Benchmarks · Argus

Benchmark mode runs the whole fixture suite across a roster and scores each reviewer against ground-truth labels. It answers the question that matters when choosing a roster: which reviewers actually find the planted bugs without crying wolf?

Precision, recall, F1

A finding matches ground truth when the file matches and the line is within tolerance (|line diff| ≤ 3 by default).

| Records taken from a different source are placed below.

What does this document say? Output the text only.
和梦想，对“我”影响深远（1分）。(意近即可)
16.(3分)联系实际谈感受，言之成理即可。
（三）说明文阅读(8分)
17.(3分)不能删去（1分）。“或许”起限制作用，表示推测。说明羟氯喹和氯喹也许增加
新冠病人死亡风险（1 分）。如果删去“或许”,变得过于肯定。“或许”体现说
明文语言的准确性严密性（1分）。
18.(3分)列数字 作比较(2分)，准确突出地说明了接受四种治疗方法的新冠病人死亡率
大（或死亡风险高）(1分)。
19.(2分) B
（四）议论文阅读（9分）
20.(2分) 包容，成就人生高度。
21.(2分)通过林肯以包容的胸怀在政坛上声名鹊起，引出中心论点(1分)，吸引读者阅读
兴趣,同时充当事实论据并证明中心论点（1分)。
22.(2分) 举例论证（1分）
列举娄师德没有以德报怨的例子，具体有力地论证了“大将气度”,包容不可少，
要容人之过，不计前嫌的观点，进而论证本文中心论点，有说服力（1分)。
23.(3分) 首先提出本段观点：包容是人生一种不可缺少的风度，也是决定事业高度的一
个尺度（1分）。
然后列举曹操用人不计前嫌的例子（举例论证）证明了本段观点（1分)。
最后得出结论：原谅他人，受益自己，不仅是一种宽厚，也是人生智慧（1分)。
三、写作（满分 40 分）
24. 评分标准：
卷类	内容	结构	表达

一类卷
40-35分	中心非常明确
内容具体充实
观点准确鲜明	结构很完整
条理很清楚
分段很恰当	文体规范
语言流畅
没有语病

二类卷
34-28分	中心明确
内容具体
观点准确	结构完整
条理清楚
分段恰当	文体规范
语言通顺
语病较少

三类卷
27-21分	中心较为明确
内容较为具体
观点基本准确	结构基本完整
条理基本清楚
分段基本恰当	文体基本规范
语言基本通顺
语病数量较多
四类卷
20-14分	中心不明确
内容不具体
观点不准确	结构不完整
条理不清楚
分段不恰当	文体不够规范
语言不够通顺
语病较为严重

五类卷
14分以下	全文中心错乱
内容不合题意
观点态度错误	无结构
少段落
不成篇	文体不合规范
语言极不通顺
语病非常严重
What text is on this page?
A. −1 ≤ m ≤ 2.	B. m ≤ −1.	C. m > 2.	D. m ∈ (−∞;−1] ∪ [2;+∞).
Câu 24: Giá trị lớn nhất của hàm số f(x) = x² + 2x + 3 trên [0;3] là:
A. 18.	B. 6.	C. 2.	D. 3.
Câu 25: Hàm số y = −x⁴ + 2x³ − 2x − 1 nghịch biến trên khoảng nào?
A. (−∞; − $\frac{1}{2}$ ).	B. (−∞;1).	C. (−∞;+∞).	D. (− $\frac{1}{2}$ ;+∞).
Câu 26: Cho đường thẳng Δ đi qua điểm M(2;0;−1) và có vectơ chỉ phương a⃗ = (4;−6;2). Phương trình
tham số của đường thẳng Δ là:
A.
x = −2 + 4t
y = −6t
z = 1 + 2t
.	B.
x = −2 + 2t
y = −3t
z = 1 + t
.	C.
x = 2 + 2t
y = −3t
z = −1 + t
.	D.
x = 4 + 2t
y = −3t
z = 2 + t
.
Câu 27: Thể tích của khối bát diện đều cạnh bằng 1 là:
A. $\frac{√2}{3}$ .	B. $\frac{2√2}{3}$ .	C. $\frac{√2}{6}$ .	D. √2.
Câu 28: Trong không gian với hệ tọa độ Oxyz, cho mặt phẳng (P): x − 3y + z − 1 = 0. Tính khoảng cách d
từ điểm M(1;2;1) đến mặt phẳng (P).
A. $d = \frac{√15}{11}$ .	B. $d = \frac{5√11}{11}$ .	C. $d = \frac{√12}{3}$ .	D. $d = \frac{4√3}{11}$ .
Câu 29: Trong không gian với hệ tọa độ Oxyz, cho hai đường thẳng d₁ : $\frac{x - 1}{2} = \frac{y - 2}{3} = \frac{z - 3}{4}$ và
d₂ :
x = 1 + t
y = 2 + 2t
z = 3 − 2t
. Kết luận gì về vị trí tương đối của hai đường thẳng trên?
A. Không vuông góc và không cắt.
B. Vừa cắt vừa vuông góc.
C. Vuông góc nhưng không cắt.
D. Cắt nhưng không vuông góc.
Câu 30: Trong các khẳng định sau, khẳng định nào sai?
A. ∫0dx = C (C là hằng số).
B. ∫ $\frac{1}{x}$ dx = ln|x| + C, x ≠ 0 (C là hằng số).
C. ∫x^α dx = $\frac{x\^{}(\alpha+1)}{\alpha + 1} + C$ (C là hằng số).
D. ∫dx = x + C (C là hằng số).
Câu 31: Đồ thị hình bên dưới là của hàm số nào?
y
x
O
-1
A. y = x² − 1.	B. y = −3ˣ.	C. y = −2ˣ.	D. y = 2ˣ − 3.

From the true positives (tp), false positives (fp), and false negatives (fn):

Precision = tp / (tp + fp) — of what it flagged, how much was real (low = noisy).
Recall = tp / (tp + fn) — of the real bugs, how many it caught (low = misses bugs).
F1 = 2·P·R / (P + R) — the harmonic mean; the headline ranking axis.

Fixtures & scoring

The current suite has four diff-based fixtures. The clean-baseline is a false-positive control: it contains no real bug, so the correct output is zero findings.

Fixture	Expected
`sql-injection`	Planted SQL injection.
`race-refund`	Concurrency / race on a refund path.
`secrets-leak`	Leaked secret / credential.
`clean-baseline`	0 findings — false-positive control.

A clean baseline with no findings scores P = R = F1 = 1.0 — but only for successful, parseable runs (a reviewer that crashes or returns garbage does not get a free perfect score).

Reference leaderboard

F1 score by reviewer, from the reference benchmark run. The chart re-themes with light / dark mode.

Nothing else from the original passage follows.